Несколько дней я провел в музеях Афин и Пирея, безлюдных в эти апрельские дни, когда цветут и благоухают лимоны. Мне было трудно сориентироваться в установленных часах открытия и закрытия этих учреждений. Я постоянно возвращался в Афинский национальный музей, чтобы полюбоваться коллекцией мраморной скульптуры – этими длинноволосыми улыбающимися юношами. Мне сказали, что их называют куросами и что они были выполнены еще в шестом веке до нашей эры, в доклассическую эпоху.
Куросы кажутся мне погруженными в сон фантомами, их руки как будто приклеены к бокам. Они похожи на египетских часовых, застывших в неподвижности в позе мумий. В следующем столетии, в век древнегреческой классики, куросы внезапно очнулись и приняли позы атлетов, изображенных в движении. Но движение и совершенные, анатомически точные пропорции тела лишили классические скульптуры загадочной улыбки куросов, в которой заключалась их тайна. Я сравнивал куросов, которых как будто оживляла их улыбка, с атлетами, чьи идеальные лица казались мне застывшими и невыразительными. Постепенно я понял, в чем дело. Улыбка архаических куросов была сохранена в классической скульптуре, но перемещена с лица и распространена по всему телу.
Я вспомнил сонет Райнера Марии Рильке, в котором он выразил похожую мысль. В своем стихотворении Рильке рассматривает скульптуру архаичного Аполлона: его голова не сохранилась, и все же «в нежном повороте бедер скользит улыбка, которая возвращается к тому центру, где рождается семя». Архаичная улыбка, этот сияющий лирический светильник, исчезает с лица и вновь появляется там, где таится загадка мужественности.
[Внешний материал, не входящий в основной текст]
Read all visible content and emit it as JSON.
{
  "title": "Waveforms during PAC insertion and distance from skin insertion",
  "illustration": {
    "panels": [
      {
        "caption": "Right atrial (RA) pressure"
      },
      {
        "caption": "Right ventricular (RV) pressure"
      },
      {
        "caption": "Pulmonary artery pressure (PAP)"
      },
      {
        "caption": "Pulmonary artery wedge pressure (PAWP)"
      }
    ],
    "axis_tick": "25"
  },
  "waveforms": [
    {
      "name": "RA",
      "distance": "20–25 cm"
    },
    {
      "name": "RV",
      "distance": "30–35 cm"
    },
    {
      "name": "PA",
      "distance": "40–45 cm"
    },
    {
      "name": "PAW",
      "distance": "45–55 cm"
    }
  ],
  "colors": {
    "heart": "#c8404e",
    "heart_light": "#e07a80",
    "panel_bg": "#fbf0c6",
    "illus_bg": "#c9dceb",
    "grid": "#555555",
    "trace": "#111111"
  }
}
Мне кажется, я слышу, как вы говорите: «Ах, этот Юкио Мисима похож на Иоганна Иохима Винкельмана в своем гомосексуальном полете фантазии!» Мой гомосексуализм в данном случае ни при чем. Я увидел в куросах Восток – героический, метафизический, сверхъестественный, но находящийся на службе реальной истории.
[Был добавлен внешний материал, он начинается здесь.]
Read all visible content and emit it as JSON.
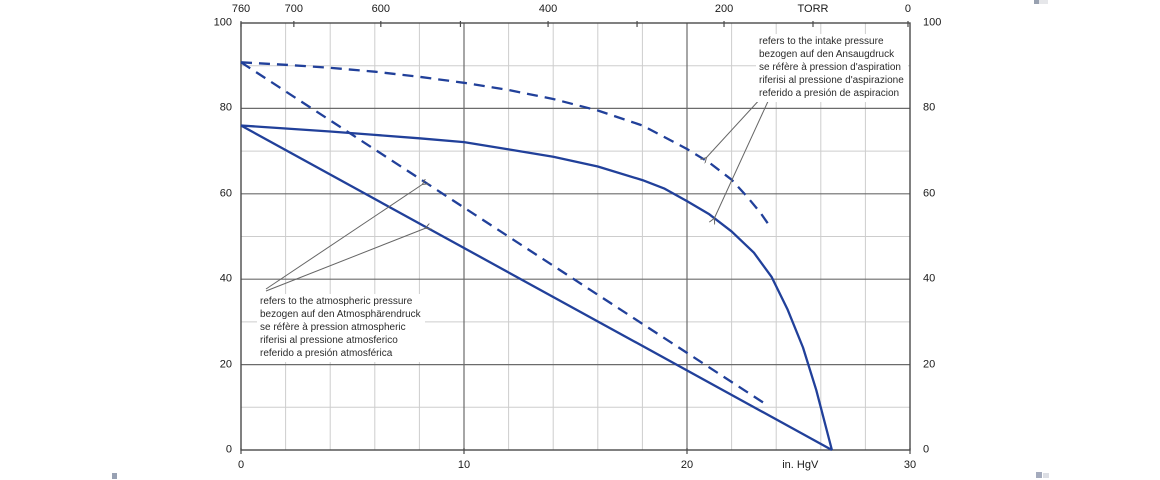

Я сижу сейчас за столиком в афинском кафе и пишу эти слова, а вы считаете меня сумасшедшим. Да, я действительно неуравновешенный декадент, но надеюсь излечиться от своего недуга с помощью метафизических восточных средств. У меня на коленях лежит эссе Андре Жида о Достоевском, в котором автор цитирует письмо русского писателя. Оно показалось мне поразительным:
Быть счастливым – не означает ли это быть лишенным личности? Неужели спасение лежит в самоуничижении? Нет, я бы сказал, что это далеко не так. Мало того, что не следует предаваться самоуничижению, но человек к тому же должен обладать индивидуальностью даже в большей степени, чем это возможно на Западе. Объяснюсь, чтобы быть уж совсем правильно понятым. Добровольная жертва, которую приносит индивидуум во имя человечества, по моему мнению, является отличительной чертой индивидуальности в ее самом благородном и самом высоком развитии, чертой ее совершенного самообладания… абсолютного выражения воли. Развитая личность, ощущающая свое право быть таковой, отбросившая все страхи, не может использовать себя, не может использоваться другими иначе как для самопожертвования ради других, чтобы эти другие могли стать подобными ей самостоятельными счастливыми личностями. Это – закон Природы, и человечество стремится достичь его.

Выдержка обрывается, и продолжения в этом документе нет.